Saturday, January 5, 2013

Court Declares Raping an Unmarried Woman Isn't Rape

Taken from
http://www.addictinginfo.org/2013/01/04/court-declares-that-raping-an-unmarried-woman-isnt-rape/

Remember that scene in Revenge of the Nerds when one of the nerds pretends to be a cheerleader’s boyfriend and has sex with her? In the movie world of Hollywood, this is supercool and awesome. She even falls in love with the nerd because…I don’t know. Sex? Here in the real world, however, that’s considered rape.

Or at least it used to be.

A panel of California judges overturned the conviction of Julio Morales because the woman he raped thought that he was her boyfriend.
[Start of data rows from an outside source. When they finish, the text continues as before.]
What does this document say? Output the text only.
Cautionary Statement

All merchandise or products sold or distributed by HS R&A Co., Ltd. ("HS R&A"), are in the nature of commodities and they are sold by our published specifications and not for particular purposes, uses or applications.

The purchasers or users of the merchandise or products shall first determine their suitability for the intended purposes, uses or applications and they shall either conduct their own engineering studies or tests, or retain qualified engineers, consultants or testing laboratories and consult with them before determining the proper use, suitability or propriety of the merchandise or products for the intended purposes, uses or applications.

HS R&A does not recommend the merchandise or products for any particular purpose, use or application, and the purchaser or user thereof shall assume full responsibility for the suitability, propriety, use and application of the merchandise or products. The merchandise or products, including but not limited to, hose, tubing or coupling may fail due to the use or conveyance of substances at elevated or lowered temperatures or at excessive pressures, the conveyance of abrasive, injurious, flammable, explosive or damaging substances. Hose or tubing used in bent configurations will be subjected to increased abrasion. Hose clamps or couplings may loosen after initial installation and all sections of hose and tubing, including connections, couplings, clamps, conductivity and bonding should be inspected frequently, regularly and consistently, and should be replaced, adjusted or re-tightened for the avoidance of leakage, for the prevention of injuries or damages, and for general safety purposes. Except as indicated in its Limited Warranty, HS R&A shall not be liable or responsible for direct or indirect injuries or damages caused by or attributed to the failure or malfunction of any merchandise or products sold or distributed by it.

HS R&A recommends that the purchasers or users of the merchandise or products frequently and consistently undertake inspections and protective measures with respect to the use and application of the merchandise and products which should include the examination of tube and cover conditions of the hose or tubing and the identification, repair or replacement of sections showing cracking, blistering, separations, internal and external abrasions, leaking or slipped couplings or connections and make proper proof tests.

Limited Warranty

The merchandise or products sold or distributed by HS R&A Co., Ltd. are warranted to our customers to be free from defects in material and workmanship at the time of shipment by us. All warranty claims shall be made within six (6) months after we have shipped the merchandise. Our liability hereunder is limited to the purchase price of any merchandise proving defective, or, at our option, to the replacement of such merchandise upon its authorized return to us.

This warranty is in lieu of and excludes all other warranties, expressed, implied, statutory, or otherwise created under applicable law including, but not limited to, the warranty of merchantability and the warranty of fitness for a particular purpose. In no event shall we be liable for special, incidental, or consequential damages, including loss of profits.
The woman had been drinking and she and her boyfriend had gone to sleep after consciously deciding not to have sex for lack of a condom. At some point in the night, the boyfriend left without the woman’s knowledge. Morales sneaked into the room and, pretending to be the boyfriend in the dark room, had sex with the inebriated and half-asleep woman. She realized during the intercourse that she was having sex with someone who was not her boyfriend.
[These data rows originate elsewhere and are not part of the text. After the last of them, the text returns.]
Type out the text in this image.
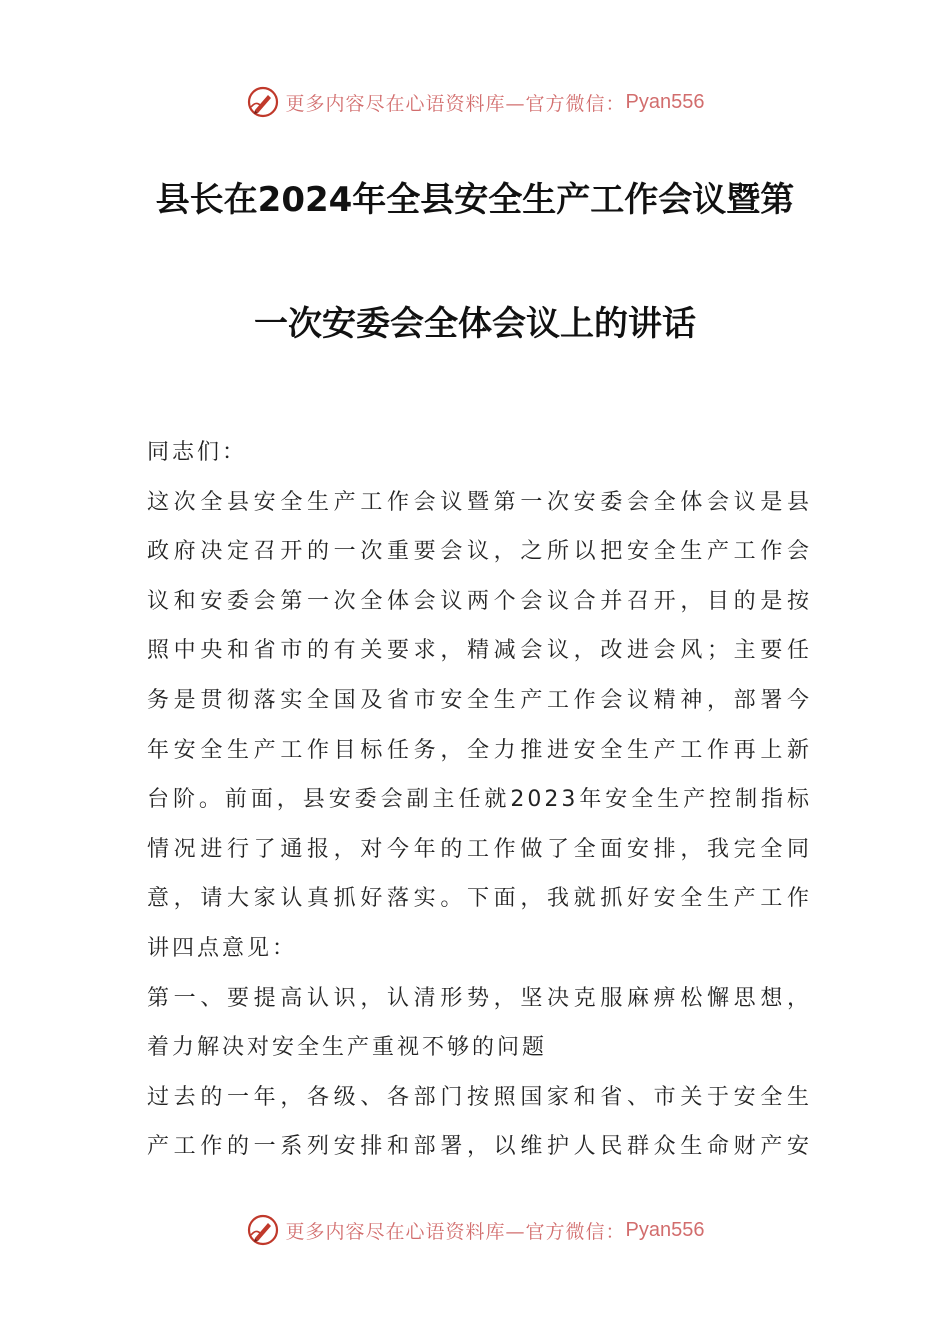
更多内容尽在心语资料库—官方微信： Pyan556
县长在2024年全县安全生产工作会议暨第
一次安委会全体会议上的讲话
同志们：
这次全县安全生产工作会议暨第一次安委会全体会议是县
政府决定召开的一次重要会议，之所以把安全生产工作会
议和安委会第一次全体会议两个会议合并召开，目的是按
照中央和省市的有关要求，精减会议，改进会风；主要任
务是贯彻落实全国及省市安全生产工作会议精神，部署今
年安全生产工作目标任务，全力推进安全生产工作再上新
台阶。前面，县安委会副主任就2023年安全生产控制指标
情况进行了通报，对今年的工作做了全面安排，我完全同
意，请大家认真抓好落实。下面，我就抓好安全生产工作
讲四点意见：
第一、要提高认识，认清形势，坚决克服麻痹松懈思想，
着力解决对安全生产重视不够的问题
过去的一年，各级、各部门按照国家和省、市关于安全生
产工作的一系列安排和部署，以维护人民群众生命财产安
更多内容尽在心语资料库—官方微信： Pyan556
Had she been married, this would be an open and shut case (no tacky pun intended). But, due to a law passed in 1872 (yes, Eighteen Seventy Two), an unmarried woman is not protected. In other words, if an unmarried woman has sex with a stranger without her consent, then too bad for her. The misogyny and rape culture is so obvious that it simply defies description. This is the kind of parsing of rape that leads to “legitimate rape” and “forcible rape” and allows rapists to, in all seriousness, argue that it was “consensual sex.” That’s not so bad, right?
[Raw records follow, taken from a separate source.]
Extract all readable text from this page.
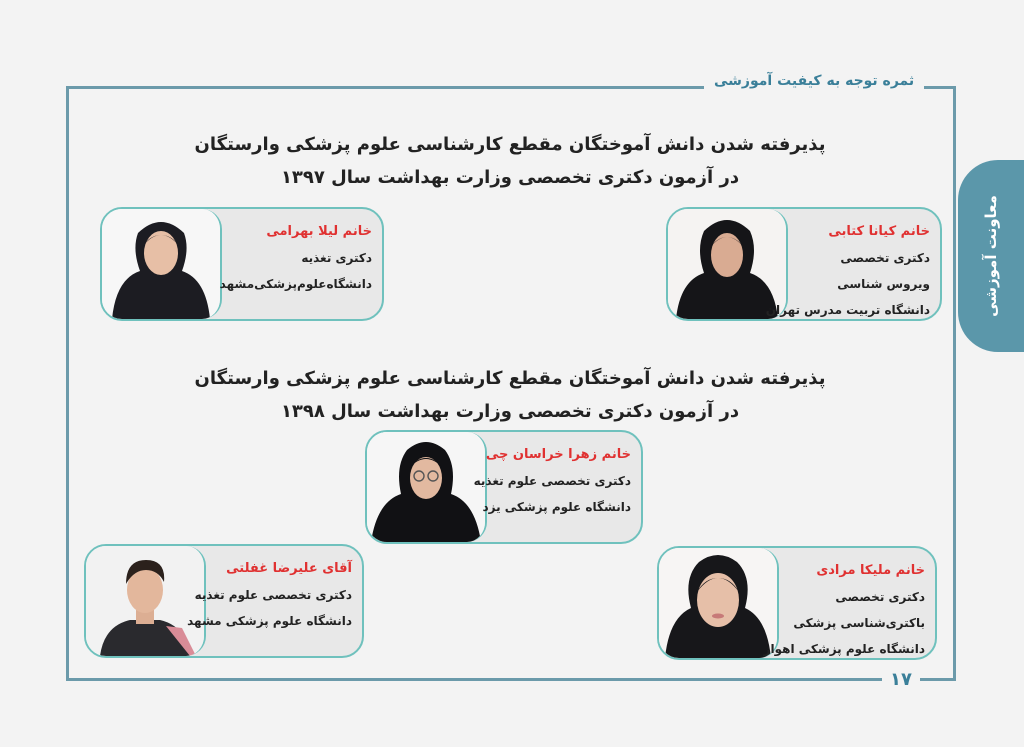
ثمره توجه به کیفیت آموزشی
۱۷
معاونت آموزشی
پذیرفته شدن دانش آموختگان مقطع کارشناسی علوم پزشکی وارستگان
در آزمون دکتری تخصصی وزارت بهداشت سال ۱۳۹۷
پذیرفته شدن دانش آموختگان مقطع کارشناسی علوم پزشکی وارستگان
در آزمون دکتری تخصصی وزارت بهداشت سال ۱۳۹۸
خانم لیلا بهرامی
دکتری تغذیه
دانشگاه‌علوم‌پزشکی‌مشهد
خانم کیانا کتابی
دکتری تخصصی
ویروس شناسی
دانشگاه تربیت مدرس تهران
خانم زهرا خراسان چی
دکتری تخصصی علوم تغذیه
دانشگاه علوم پزشکی یزد
آقای علیرضا غفلتی
دکتری تخصصی علوم تغذیه
دانشگاه علوم پزشکی مشهد
خانم ملیکا مرادی
دکتری تخصصی
باکتری‌شناسی پزشکی
دانشگاه علوم پزشکی اهواز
In this particular, the prosecutors put forth two arguments: one, that it was rape because she was sleeping, and, two, that it was rape because she was tricked. The panel wants to be sure that the conviction was based on the part of the law that defines sex with a sleeping victim as rape and not on the part where tricking an unmarried woman is not rape.

The decision handed down overturning Morales’ conviction and ordering a retrial also calls for an overhaul of the law to remove this egregious loophole. This will be scant comfort to the victim if her rapist goes free and, even if he is convicted for a second time, the trauma of reliving the rape hardly seems to be what we would call justice.